Два года подряд навещал я Онежское озеро — был в гостях у славного моря Онего и по зиме, и по летнему времени. Дважды объехал я вокруг озеро-море — дважды замкнул так называемую кругосветку, путешествуя сначала с востока на юг, запад, север и снова на восток, а на следующий год в обратном направлении. И везде, где можно, я старался подойти к самой воде, вглядывался подолгу в бесконечную даль, в силуэты упрямо стоящих посреди буйной воды онежских островов, часами слушал голоса северной воды, и все это время смутное чувство беспокойства за судьбу нашего удивительного северного водоема не покидало меня... Увы, это бесконечно тайное до сих пор, громадное водное пространство живет, как мне кажется, сейчас более чем сиротливой жизнью.

Еще вчера живые, деятельные поселения по берегу озера, занимавшиеся лесным промыслом, приказали долго жить: нет для них леса, нет работы, и вчерашняя, привилегированная, по местным понятиям, лесорубная публика — ныне лишь серые, чуть живые тени — поселения, связанные с лесным промыслом, лишившись работы, гибнут.

За чертой, отделяющей жизнь от смерти, оказались многие северные поселения, занимавшиеся сельским хозяйством. И теперь порой только дачники, что заполняют собой прибрежные населенные пункты, как-то оживляют берега озера, и то только на 2-3 летних месяца.

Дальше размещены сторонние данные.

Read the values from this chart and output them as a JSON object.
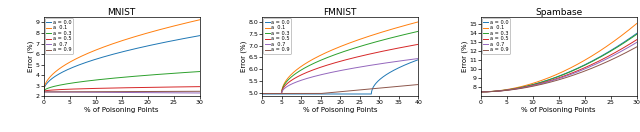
{
  "panels": [
    {
      "title": "MNIST",
      "xlabel": "% of Poisoning Points",
      "ylabel": "Error (%)",
      "xlim": [
        0,
        30
      ],
      "ylim": [
        2.0,
        9.5
      ],
      "yticks": [
        2,
        3,
        4,
        5,
        6,
        7,
        8,
        9
      ],
      "xticks": [
        0,
        5,
        10,
        15,
        20,
        25,
        30
      ],
      "alphas": [
        "0.0",
        "0.1",
        "0.3",
        "0.5",
        "0.7",
        "0.9"
      ],
      "x_max": 30,
      "curves": {
        "0.0": {
          "start": 2.45,
          "end": 7.75,
          "shape": "sqrt",
          "delay": 0
        },
        "0.1": {
          "start": 2.45,
          "end": 9.25,
          "shape": "sqrt",
          "delay": 0
        },
        "0.3": {
          "start": 2.45,
          "end": 4.35,
          "shape": "sqrt",
          "delay": 0
        },
        "0.5": {
          "start": 2.45,
          "end": 2.92,
          "shape": "sqrt_slow",
          "delay": 0
        },
        "0.7": {
          "start": 2.42,
          "end": 2.32,
          "shape": "slight_dec",
          "delay": 0
        },
        "0.9": {
          "start": 2.42,
          "end": 2.48,
          "shape": "slight_inc",
          "delay": 0
        }
      }
    },
    {
      "title": "FMNIST",
      "xlabel": "% of Poisoning Points",
      "ylabel": "Error (%)",
      "xlim": [
        0,
        40
      ],
      "ylim": [
        4.85,
        8.2
      ],
      "yticks": [
        5.0,
        5.5,
        6.0,
        6.5,
        7.0,
        7.5,
        8.0
      ],
      "xticks": [
        0,
        5,
        10,
        15,
        20,
        25,
        30,
        35,
        40
      ],
      "alphas": [
        "0.0",
        "0.1",
        "0.3",
        "0.5",
        "0.7",
        "0.9"
      ],
      "x_max": 40,
      "curves": {
        "0.0": {
          "start": 4.95,
          "end": 6.4,
          "shape": "delayed_sqrt",
          "delay": 28
        },
        "0.1": {
          "start": 4.97,
          "end": 8.0,
          "shape": "sqrt_start5",
          "delay": 0
        },
        "0.3": {
          "start": 4.97,
          "end": 7.6,
          "shape": "sqrt_start5",
          "delay": 0
        },
        "0.5": {
          "start": 4.97,
          "end": 7.05,
          "shape": "sqrt_start5",
          "delay": 0
        },
        "0.7": {
          "start": 4.97,
          "end": 6.45,
          "shape": "sqrt_start5",
          "delay": 0
        },
        "0.9": {
          "start": 4.97,
          "end": 5.35,
          "shape": "flat_then_rise",
          "delay": 0
        }
      }
    },
    {
      "title": "Spambase",
      "xlabel": "% of Poisoning Points",
      "ylabel": "Error (%)",
      "xlim": [
        0,
        30
      ],
      "ylim": [
        7.0,
        15.8
      ],
      "yticks": [
        8,
        9,
        10,
        11,
        12,
        13,
        14,
        15
      ],
      "xticks": [
        0,
        5,
        10,
        15,
        20,
        25,
        30
      ],
      "alphas": [
        "0.0",
        "0.1",
        "0.3",
        "0.5",
        "0.7",
        "0.9"
      ],
      "x_max": 30,
      "curves": {
        "0.0": {
          "start": 7.5,
          "end": 14.0,
          "shape": "convex",
          "delay": 0
        },
        "0.1": {
          "start": 7.5,
          "end": 15.1,
          "shape": "convex",
          "delay": 0
        },
        "0.3": {
          "start": 7.5,
          "end": 13.9,
          "shape": "convex",
          "delay": 0
        },
        "0.5": {
          "start": 7.5,
          "end": 13.3,
          "shape": "convex",
          "delay": 0
        },
        "0.7": {
          "start": 7.5,
          "end": 13.0,
          "shape": "convex",
          "delay": 0
        },
        "0.9": {
          "start": 7.5,
          "end": 12.5,
          "shape": "convex",
          "delay": 0
        }
      }
    }
  ],
  "colors": {
    "0.0": "#1f77b4",
    "0.1": "#ff7f0e",
    "0.3": "#2ca02c",
    "0.5": "#d62728",
    "0.7": "#9467bd",
    "0.9": "#8c564b"
  },
  "legend_labels": {
    "0.0": "a = 0.0",
    "0.1": "a  0.1",
    "0.3": "a = 0.3",
    "0.5": "a = 0.5",
    "0.7": "a  0.7",
    "0.9": "a = 0.9"
  }
}
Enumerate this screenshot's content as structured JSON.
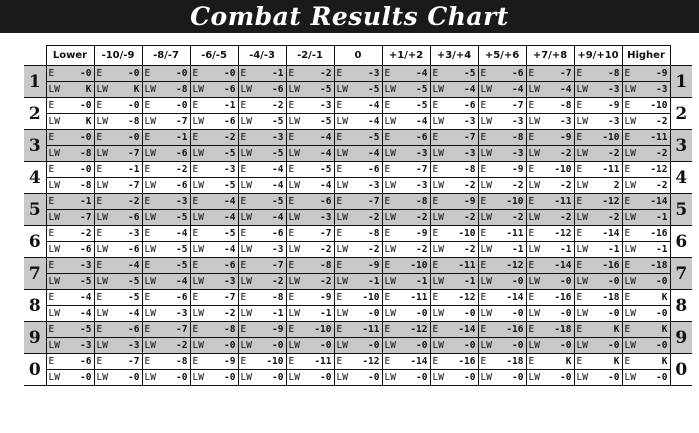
{
  "title": "Combat Results Chart",
  "cell_labels": {
    "enemy": "E",
    "lone_wolf": "LW"
  },
  "columns": [
    "Lower",
    "-10/-9",
    "-8/-7",
    "-6/-5",
    "-4/-3",
    "-2/-1",
    "0",
    "+1/+2",
    "+3/+4",
    "+5/+6",
    "+7/+8",
    "+9/+10",
    "Higher"
  ],
  "rows": [
    {
      "label": "1",
      "e": [
        "-0",
        "-0",
        "-0",
        "-0",
        "-1",
        "-2",
        "-3",
        "-4",
        "-5",
        "-6",
        "-7",
        "-8",
        "-9"
      ],
      "lw": [
        "K",
        "K",
        "-8",
        "-6",
        "-6",
        "-5",
        "-5",
        "-5",
        "-4",
        "-4",
        "-4",
        "-3",
        "-3"
      ]
    },
    {
      "label": "2",
      "e": [
        "-0",
        "-0",
        "-0",
        "-1",
        "-2",
        "-3",
        "-4",
        "-5",
        "-6",
        "-7",
        "-8",
        "-9",
        "-10"
      ],
      "lw": [
        "K",
        "-8",
        "-7",
        "-6",
        "-5",
        "-5",
        "-4",
        "-4",
        "-3",
        "-3",
        "-3",
        "-3",
        "-2"
      ]
    },
    {
      "label": "3",
      "e": [
        "-0",
        "-0",
        "-1",
        "-2",
        "-3",
        "-4",
        "-5",
        "-6",
        "-7",
        "-8",
        "-9",
        "-10",
        "-11"
      ],
      "lw": [
        "-8",
        "-7",
        "-6",
        "-5",
        "-5",
        "-4",
        "-4",
        "-3",
        "-3",
        "-3",
        "-2",
        "-2",
        "-2"
      ]
    },
    {
      "label": "4",
      "e": [
        "-0",
        "-1",
        "-2",
        "-3",
        "-4",
        "-5",
        "-6",
        "-7",
        "-8",
        "-9",
        "-10",
        "-11",
        "-12"
      ],
      "lw": [
        "-8",
        "-7",
        "-6",
        "-5",
        "-4",
        "-4",
        "-3",
        "-3",
        "-2",
        "-2",
        "-2",
        "2",
        "-2"
      ]
    },
    {
      "label": "5",
      "e": [
        "-1",
        "-2",
        "-3",
        "-4",
        "-5",
        "-6",
        "-7",
        "-8",
        "-9",
        "-10",
        "-11",
        "-12",
        "-14"
      ],
      "lw": [
        "-7",
        "-6",
        "-5",
        "-4",
        "-4",
        "-3",
        "-2",
        "-2",
        "-2",
        "-2",
        "-2",
        "-2",
        "-1"
      ]
    },
    {
      "label": "6",
      "e": [
        "-2",
        "-3",
        "-4",
        "-5",
        "-6",
        "-7",
        "-8",
        "-9",
        "-10",
        "-11",
        "-12",
        "-14",
        "-16"
      ],
      "lw": [
        "-6",
        "-6",
        "-5",
        "-4",
        "-3",
        "-2",
        "-2",
        "-2",
        "-2",
        "-1",
        "-1",
        "-1",
        "-1"
      ]
    },
    {
      "label": "7",
      "e": [
        "-3",
        "-4",
        "-5",
        "-6",
        "-7",
        "-8",
        "-9",
        "-10",
        "-11",
        "-12",
        "-14",
        "-16",
        "-18"
      ],
      "lw": [
        "-5",
        "-5",
        "-4",
        "-3",
        "-2",
        "-2",
        "-1",
        "-1",
        "-1",
        "-0",
        "-0",
        "-0",
        "-0"
      ]
    },
    {
      "label": "8",
      "e": [
        "-4",
        "-5",
        "-6",
        "-7",
        "-8",
        "-9",
        "-10",
        "-11",
        "-12",
        "-14",
        "-16",
        "-18",
        "K"
      ],
      "lw": [
        "-4",
        "-4",
        "-3",
        "-2",
        "-1",
        "-1",
        "-0",
        "-0",
        "-0",
        "-0",
        "-0",
        "-0",
        "-0"
      ]
    },
    {
      "label": "9",
      "e": [
        "-5",
        "-6",
        "-7",
        "-8",
        "-9",
        "-10",
        "-11",
        "-12",
        "-14",
        "-16",
        "-18",
        "K",
        "K"
      ],
      "lw": [
        "-3",
        "-3",
        "-2",
        "-0",
        "-0",
        "-0",
        "-0",
        "-0",
        "-0",
        "-0",
        "-0",
        "-0",
        "-0"
      ]
    },
    {
      "label": "0",
      "e": [
        "-6",
        "-7",
        "-8",
        "-9",
        "-10",
        "-11",
        "-12",
        "-14",
        "-16",
        "-18",
        "K",
        "K",
        "K"
      ],
      "lw": [
        "-0",
        "-0",
        "-0",
        "-0",
        "-0",
        "-0",
        "-0",
        "-0",
        "-0",
        "-0",
        "-0",
        "-0",
        "-0"
      ]
    }
  ],
  "colors": {
    "title_bg": "#1a1a1a",
    "title_fg": "#ffffff",
    "shade": "#c8c8c8",
    "grid": "#111111"
  }
}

О том, что рыбы в наших северных водоемах стало куда меньше, я уже и не говорю. Я помню, как орудовали в Онего рыбацкие тралы, вычерпывающие все, что можно было вычерпать со дна. Помню и браконьерский разбой на нерестилищах. Помню, как горько сетовали петрозаводские ихтиологи на то, что отходы Кондопожского ЦБК полностью уничтожили все стадо уникального сунского сига, который ежегодно заходил из Онего в реку Суну как раз через Кондопожскую губу.

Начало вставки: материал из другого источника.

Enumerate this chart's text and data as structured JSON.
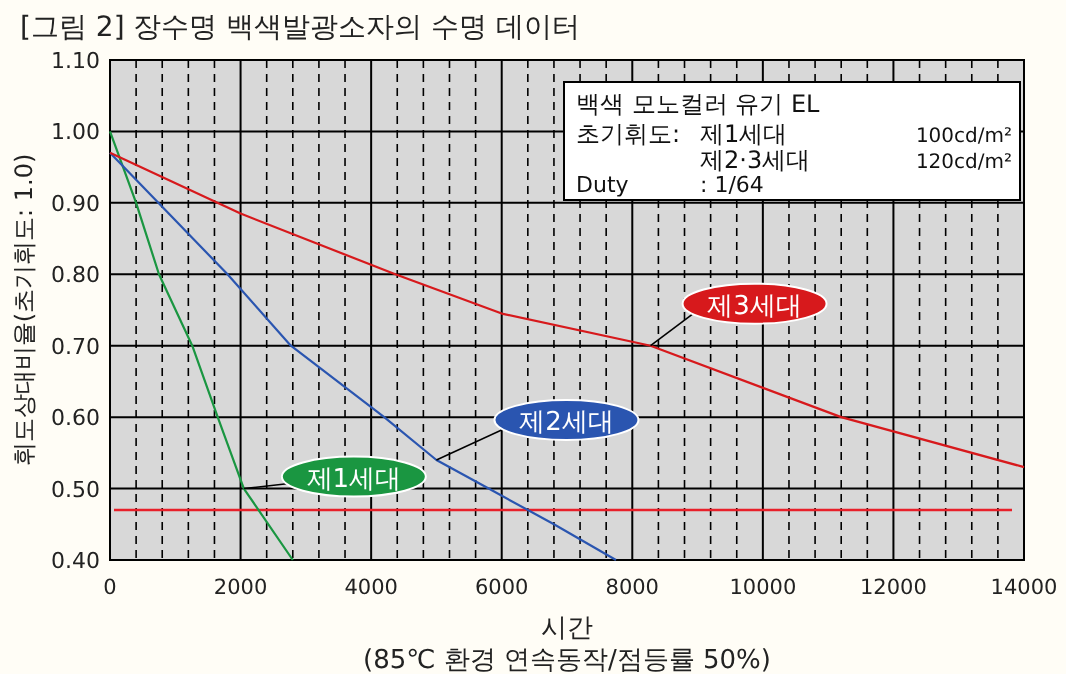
{
  "chart_data": {
    "type": "line",
    "title": "[그림 2] 장수명 백색발광소자의 수명 데이터",
    "xlabel": "시간",
    "ylabel": "휘도상대비율(초기휘도: 1.0)",
    "annotations": [
      "(85℃ 환경 연속동작/점등률 50%)",
      "백색 모노컬러 유기 EL",
      "초기휘도:",
      "제1세대",
      "100cd/m²",
      "제2·3세대",
      "120cd/m²",
      "Duty",
      ": 1/64"
    ],
    "series": [
      {
        "name": "제1세대",
        "color": "#1a9641",
        "x": [
          0,
          400,
          750,
          1260,
          1650,
          2050,
          2800
        ],
        "values": [
          1.0,
          0.9,
          0.8,
          0.7,
          0.6,
          0.5,
          0.4
        ]
      },
      {
        "name": "제2세대",
        "color": "#2a55b0",
        "x": [
          0,
          1800,
          2770,
          4200,
          5000,
          5800,
          6800,
          7750
        ],
        "values": [
          0.97,
          0.8,
          0.7,
          0.6,
          0.54,
          0.5,
          0.45,
          0.4
        ]
      },
      {
        "name": "제3세대",
        "color": "#d7191c",
        "x": [
          0,
          2000,
          4370,
          6000,
          8280,
          11200,
          14000
        ],
        "values": [
          0.97,
          0.885,
          0.8,
          0.745,
          0.7,
          0.6,
          0.53
        ]
      }
    ],
    "ref_lines": [
      {
        "axis": "y",
        "value": 0.47,
        "color": "#e8202a"
      }
    ],
    "xlim": [
      0,
      14000
    ],
    "xticks": [
      0,
      2000,
      4000,
      6000,
      8000,
      10000,
      12000,
      14000
    ],
    "ylim": [
      0.4,
      1.1
    ],
    "yticks": [
      {
        "value": 0.4,
        "label": "0.40"
      },
      {
        "value": 0.5,
        "label": "0.50"
      },
      {
        "value": 0.6,
        "label": "0.60"
      },
      {
        "value": 0.7,
        "label": "0.70"
      },
      {
        "value": 0.8,
        "label": "0.80"
      },
      {
        "value": 0.9,
        "label": "0.90"
      },
      {
        "value": 1.0,
        "label": "1.00"
      },
      {
        "value": 1.1,
        "label": "1.10"
      }
    ],
    "grid": true,
    "marker": "none",
    "line_style": "solid"
  }
}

К счастью, всевозможная наша грязь — отходы скапливаются — собираются в основном в прибрежной зоне — сама чаша озера с его максимальными стодвадцатиметровыми глубинами (наибольшая длина озера — 248 км, наибольшая ширина — 83 км, число островов -1650) и очень сложным рельефом дна вроде бы все еще находится в первозданной чистоте (помнится, что по химической чистоте вода Онежского озера еще не так давно оценивалась выше, чем вода знаменитого Байкала).

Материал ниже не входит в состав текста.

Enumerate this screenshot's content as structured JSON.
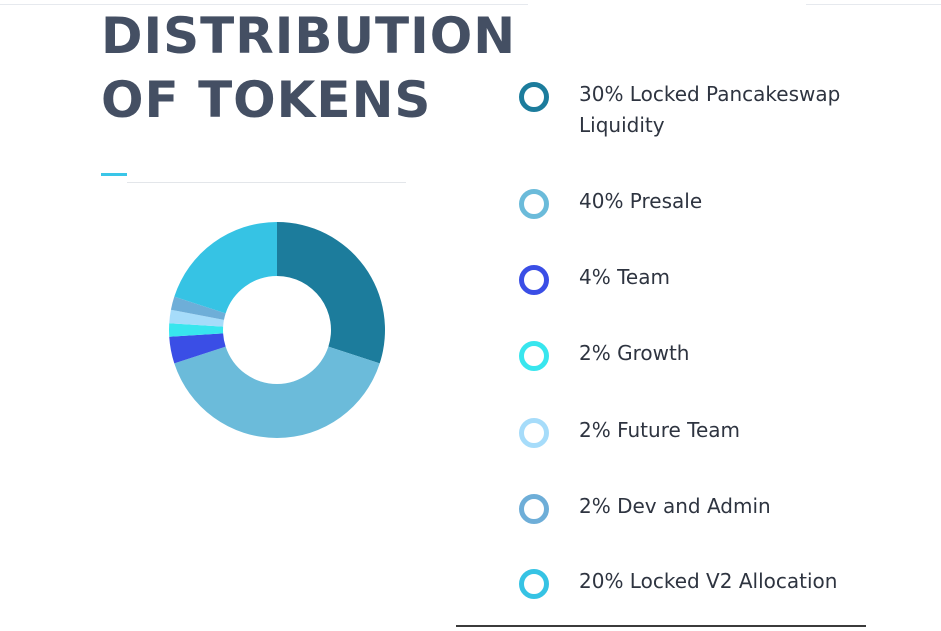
{
  "title": {
    "line1": "DISTRIBUTION",
    "line2": "OF TOKENS"
  },
  "colors": {
    "title": "#444f63",
    "accent": "#3ac6e8",
    "text": "#2e3440"
  },
  "legend": [
    {
      "label": "30% Locked Pancakeswap Liquidity",
      "color": "#1c7c9c"
    },
    {
      "label": "40% Presale",
      "color": "#6bbbda"
    },
    {
      "label": "4% Team",
      "color": "#3a4ee6"
    },
    {
      "label": "2% Growth",
      "color": "#38e6ee"
    },
    {
      "label": "2% Future Team",
      "color": "#a6dcfa"
    },
    {
      "label": "2% Dev and Admin",
      "color": "#6eaed8"
    },
    {
      "label": "20% Locked V2 Allocation",
      "color": "#36c3e4"
    }
  ],
  "chart_data": {
    "type": "pie",
    "donut": true,
    "categories": [
      "30% Locked Pancakeswap Liquidity",
      "40% Presale",
      "4% Team",
      "2% Growth",
      "2% Future Team",
      "2% Dev and Admin",
      "20% Locked V2 Allocation"
    ],
    "values": [
      30,
      40,
      4,
      2,
      2,
      2,
      20
    ],
    "colors": [
      "#1c7c9c",
      "#6bbbda",
      "#3a4ee6",
      "#38e6ee",
      "#a6dcfa",
      "#6eaed8",
      "#36c3e4"
    ],
    "title": "DISTRIBUTION OF TOKENS",
    "legend_position": "right"
  }
}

Вода в озере пока вроде бы не перемешивается, а оттого Онежское озеро и считается (и видимо, до сих пор) важнейшим резервуаром-запасом пресной воды в нашей стране...

Вода в озере могла перемешаться, грязь с прибрежных участков могла попасть и на глубину, и вода могла потерять свое прежнее эталонное качество, если бы осуществился проект переброски части стока северных рек на юга. По этому проекту (его первая очередь) у Онежского озера должны были отбирать и направлять самотеком в Волгу до одного кубического километра воды в год. Тогда эта вода не попала бы, как до этого, в Ладогу и Ладожское озеро обессилило бы совсем, не смогло бы, как прежде, очищаться с помощью онежской воды, а затем 1 кубический километр чистой воды в год не дополучил бы и Финский залив Балтийского моря.

В 1984 году, беседуя в Хельсинки с финскими защитниками природы, я показал им, чем грозит Балтийскому морю только первая очередь нашего полоумного проекта — финны были в шоке. А ведь после осуществления всего проекта у Онежского озера стали бы забирать не один, а все три кубокилометра воды. Балтийское море в то время было уже настолько грязно от промышленных и сельскохозяйственных стоков, что здесь еле-еле удерживалось какое-то биологическое равновесие. Без нашей онежской воды Балтийскому морю грозила бы настоящая катастрофа.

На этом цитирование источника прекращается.